Bebê de um ano é internada com sinais de estupro

DA REDAçãO


Menina de um ano está internada em estado grave e suspeita é de estupro - Crédito: Arquivo/Campo Grande News

Bebê 1 ano e 11 dias foi internada na noite de domingo (24/5), em Campo Grande, após apresentar diagnóstico de lesões severas decorrentes de violência sexual. Ela está em estado grave na área vermelha da pediatria da Santa Casa da Capital. Na delegacia, o caso foi registrado como estupro de vulnerável e é investigado.

A Polícia Militar foi acionada pelo serviço social do hospital após a equipe médica identificar sinais atípicos de abuso na genitália e no ânus da paciente.

Conforme o laudo da ginecologia forense, a criança apresentava fissuras, sangramento e hematoma, segundo o Campo Grande News.

À polícia, a mãe da menina, de 20 anos, relatou que na tarde de sábado (23/5) deixou a filha aos cuidados de uma tia de consideração, no Bairro Ana Maria do Couto para realizar trabalhos domésticos.

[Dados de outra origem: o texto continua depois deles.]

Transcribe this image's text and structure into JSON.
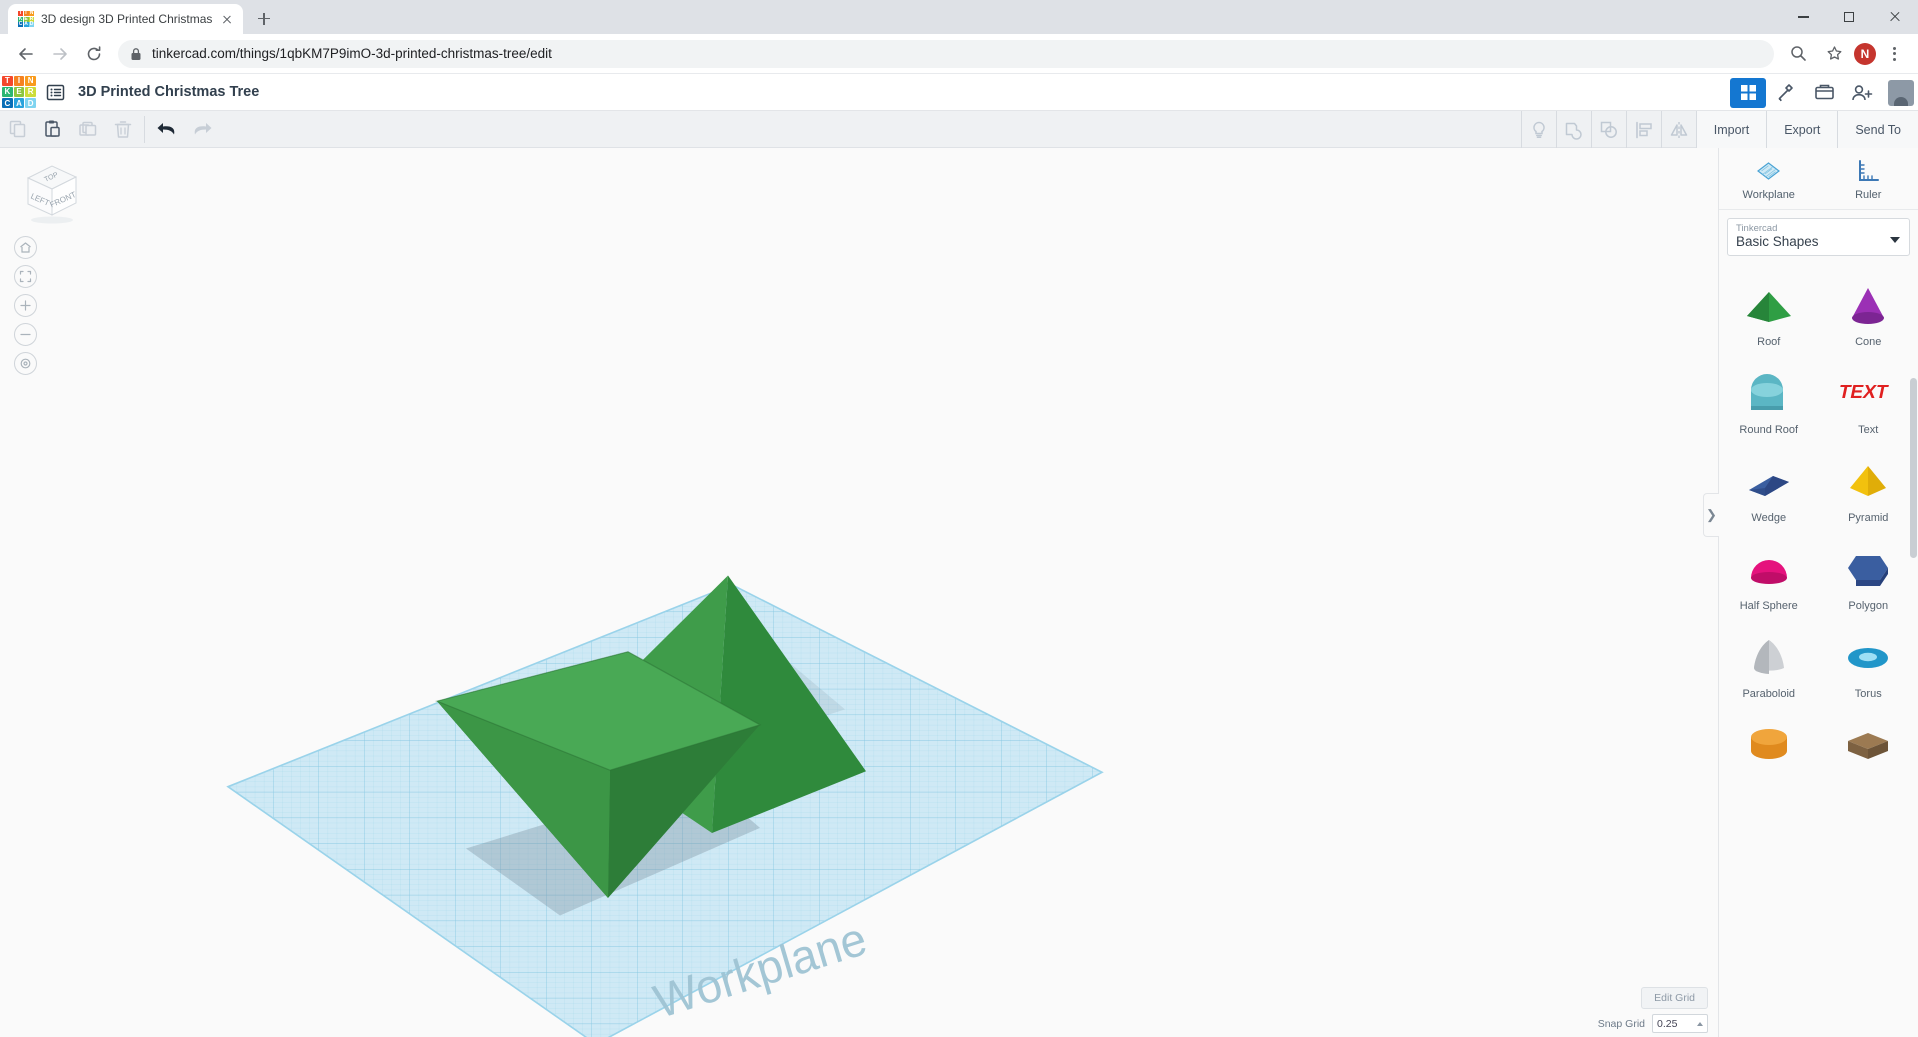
{
  "browser": {
    "tab": {
      "title": "3D design 3D Printed Christmas",
      "favicon": "tinkercad-logo-icon"
    },
    "newtab_tooltip": "New Tab",
    "url": "tinkercad.com/things/1qbKM7P9imO-3d-printed-christmas-tree/edit",
    "avatar_initial": "N",
    "window_controls": [
      "minimize",
      "maximize",
      "close"
    ]
  },
  "app_header": {
    "logo_letters": [
      "T",
      "I",
      "N",
      "K",
      "E",
      "R",
      "C",
      "A",
      "D"
    ],
    "logo_colors": [
      "#f4482c",
      "#f58220",
      "#f99b1c",
      "#2bb673",
      "#8cc63f",
      "#cddc39",
      "#0a6fb7",
      "#29a3dc",
      "#7fd4f0"
    ],
    "project_title": "3D Printed Christmas Tree",
    "buttons": [
      "grid-view-button",
      "tools-button",
      "gallery-button",
      "invite-button",
      "account-avatar"
    ]
  },
  "toolbar": {
    "left_tools": [
      "copy",
      "paste",
      "duplicate",
      "delete",
      "undo",
      "redo"
    ],
    "right_icons": [
      "lightbulb-icon",
      "group-icon",
      "ungroup-icon",
      "align-icon",
      "mirror-icon"
    ],
    "import_label": "Import",
    "export_label": "Export",
    "sendto_label": "Send To"
  },
  "viewport": {
    "viewcube_faces": {
      "top": "TOP",
      "left": "LEFT",
      "front": "FRONT"
    },
    "nav_buttons": [
      "home-view-icon",
      "fit-to-view-icon",
      "zoom-in-icon",
      "zoom-out-icon",
      "orthographic-icon"
    ],
    "workplane_label": "Workplane",
    "edit_grid_label": "Edit Grid",
    "snap_grid_label": "Snap Grid",
    "snap_grid_value": "0.25",
    "objects": [
      {
        "name": "inverted-pyramid",
        "color": "#3f9c4a"
      },
      {
        "name": "pyramid",
        "color": "#3f9c4a"
      }
    ],
    "workplane_color": "#bfe3f2"
  },
  "shapes_panel": {
    "tools": [
      {
        "label": "Workplane",
        "icon": "workplane-icon"
      },
      {
        "label": "Ruler",
        "icon": "ruler-icon"
      }
    ],
    "dropdown_label": "Tinkercad",
    "dropdown_value": "Basic Shapes",
    "collapse_icon": "chevron-right-icon",
    "shapes": [
      {
        "label": "Roof",
        "color": "#2f9e44",
        "icon": "roof-shape"
      },
      {
        "label": "Cone",
        "color": "#9b30b5",
        "icon": "cone-shape"
      },
      {
        "label": "Round Roof",
        "color": "#5bb6c4",
        "icon": "round-roof-shape"
      },
      {
        "label": "Text",
        "color": "#e02020",
        "icon": "text-shape"
      },
      {
        "label": "Wedge",
        "color": "#2f4d8a",
        "icon": "wedge-shape"
      },
      {
        "label": "Pyramid",
        "color": "#f2c10e",
        "icon": "pyramid-shape"
      },
      {
        "label": "Half Sphere",
        "color": "#e5127d",
        "icon": "half-sphere-shape"
      },
      {
        "label": "Polygon",
        "color": "#2f4d8a",
        "icon": "polygon-shape"
      },
      {
        "label": "Paraboloid",
        "color": "#b9bcc0",
        "icon": "paraboloid-shape"
      },
      {
        "label": "Torus",
        "color": "#2196c9",
        "icon": "torus-shape"
      },
      {
        "label": "",
        "color": "#e08a1e",
        "icon": "tube-shape"
      },
      {
        "label": "",
        "color": "#8a6a45",
        "icon": "box-shape"
      }
    ]
  }
}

Horas depois, a bebê começou a passar mal, apresentando febre alta, episódios de vômito e convulsões severas.

A cuidadora prestou os primeiros socorros e encaminhou a vítima para a UPA (Unidade de Pronto Atendimento) da Vila Almeida. Devido ao grave rebaixamento de consciência e a um quadro suspeito de encefalite, a bebê precisou ser entubada e transferida com urgência pelo SAMU para a Santa Casa.

À polícia, a tia de consideração explicou que precisou se ausentar da residência por aproximadamente uma hora e deixou a bebê com suas filhas adolescentes, de 14 anos. Neste período, a menina começou a convulsionar.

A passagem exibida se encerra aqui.